The General Public License has been updated for the 21st century. The community knows what it wants, and won't give it up
Written by Leader , Contributor

If you're interested in the legal arguments concerning intellectual property in the digital age, then you'll have noticed that something unusual has happened — a new version of the General Public License has appeared. This is a rare thing, the first such for 16 years, and rarer still for being carried out in public. We could dwell on many aspects of the new GPL — its approach to patents, the relationship to DRM issues — but the unique way it has come about deserves special recognition.

The fact is, everyone who cares has been asked what they want. Software developers, huge corporations, leaders, lawyers, you and me: we had our chance. Regular meetings at the highest level were matched by constant discussion around the world. It is almost unthinkable that such a diverse set of people with so many different approaches could reach consensus, but by and large that has happened. A community realised that it had produced untold billions of dollars' worth of software in freedom, and decided that this was worth continuing.
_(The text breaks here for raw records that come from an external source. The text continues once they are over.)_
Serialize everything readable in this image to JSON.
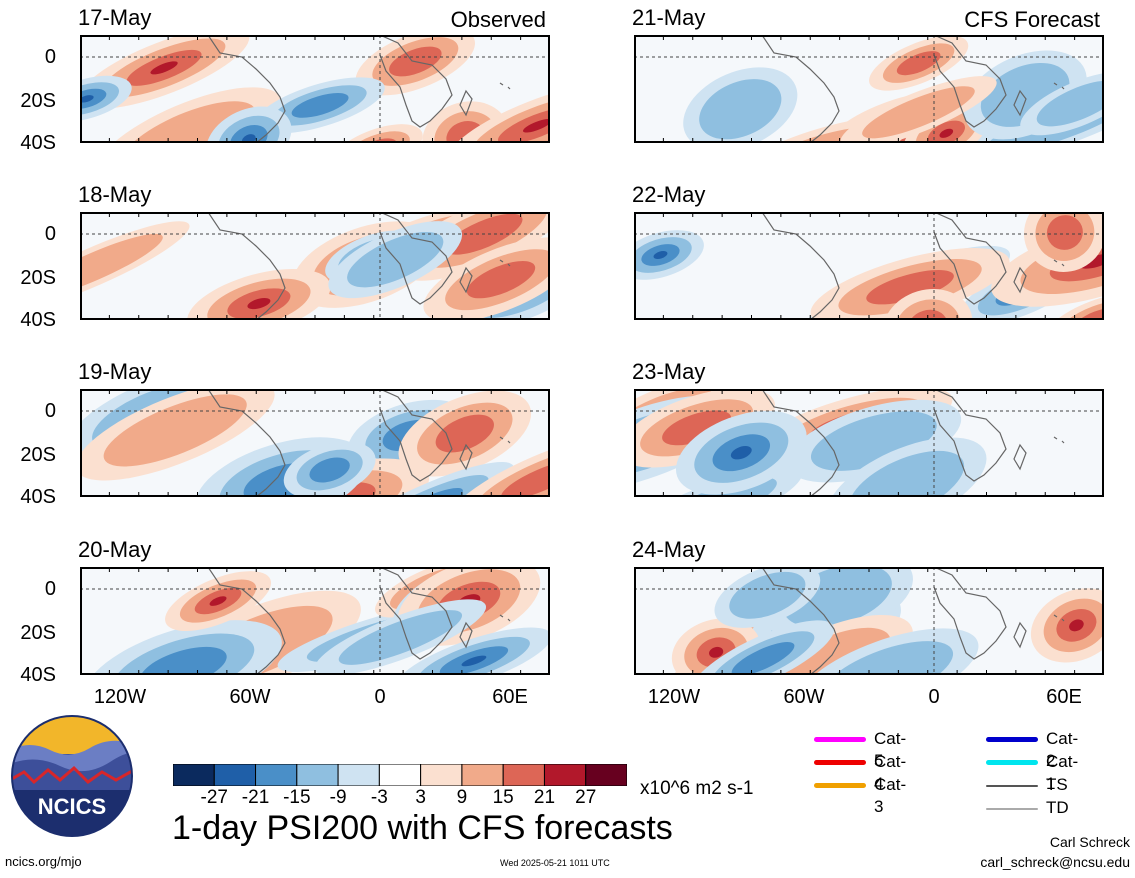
{
  "panels": [
    {
      "date": "17-May",
      "title": "Observed"
    },
    {
      "date": "18-May",
      "title": ""
    },
    {
      "date": "19-May",
      "title": ""
    },
    {
      "date": "20-May",
      "title": ""
    },
    {
      "date": "21-May",
      "title": "CFS Forecast"
    },
    {
      "date": "22-May",
      "title": ""
    },
    {
      "date": "23-May",
      "title": ""
    },
    {
      "date": "24-May",
      "title": ""
    }
  ],
  "lat_labels": [
    "0",
    "20S",
    "40S"
  ],
  "lon_labels": [
    "120W",
    "60W",
    "0",
    "60E"
  ],
  "colorbar": {
    "colors": [
      "#0b2a5e",
      "#1f5fa8",
      "#4a8fc8",
      "#8fbfe0",
      "#cfe3f2",
      "#ffffff",
      "#fbe0d0",
      "#f1aa8a",
      "#dd6656",
      "#b2182b",
      "#67001f"
    ],
    "labels": [
      "-27",
      "-21",
      "-15",
      "-9",
      "-3",
      "3",
      "9",
      "15",
      "21",
      "27"
    ],
    "units": "x10^6 m2 s-1"
  },
  "legend": [
    {
      "label": "Cat-5",
      "color": "#ff00ff"
    },
    {
      "label": "Cat-4",
      "color": "#ee0000"
    },
    {
      "label": "Cat-3",
      "color": "#f0a000"
    },
    {
      "label": "Cat-2",
      "color": "#0000cc"
    },
    {
      "label": "Cat-1",
      "color": "#00e5ee"
    },
    {
      "label": "TS",
      "color": "#555555"
    },
    {
      "label": "TD",
      "color": "#aaaaaa"
    }
  ],
  "main_title": "1-day PSI200 with CFS forecasts",
  "footer": {
    "url": "ncics.org/mjo",
    "timestamp": "Wed 2025-05-21 1011 UTC",
    "author": "Carl Schreck",
    "email": "carl_schreck@ncsu.edu"
  },
  "logo_text": "NCICS"
}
That highlights one of the most curious aspect of the new GPL: a constant murmur of disinformation left by anonymous posters on high-profile blogs and forums. Like those who deny the moon landing, they appear to have ignored years of totally open development and public discussion, preferring instead to claim that the project does exactly the opposite of its intentions.

Why they want to do this, we cannot say. The GPL's intentions are excellent: it aims to carry on the philosophy of open software in a changing legal environment. That means freedom to join and enrich a global community of innovation, to use whatever combination of tools and techniques are best suited for a job, and to be creative without restriction but with agreement. And those intentions are realised.

GPLv3 is not the answer to every licensing question, nor does it claim to be. A lot of thought has been put into making it compatible, to a greater or lesser extent, with existing licences: it doesn't matter unduly that the Linux kernel is unlikely to switch from GPLv2 in the near future. For most business users of open software, GPLv3 software may feel a little bit safer — but GPLv2 has been a thoroughgoing legal and practical success, and will continue to be so.

What GPLv3 is, is a promise to ourselves — a promise that the many values inherent in open source will be protected and nurtured, that they won't be allowed to die, be sold off or traduced. It's a practical, legal and technical document: more than that, though, it's a moral statement. There is a better way. We won't forget.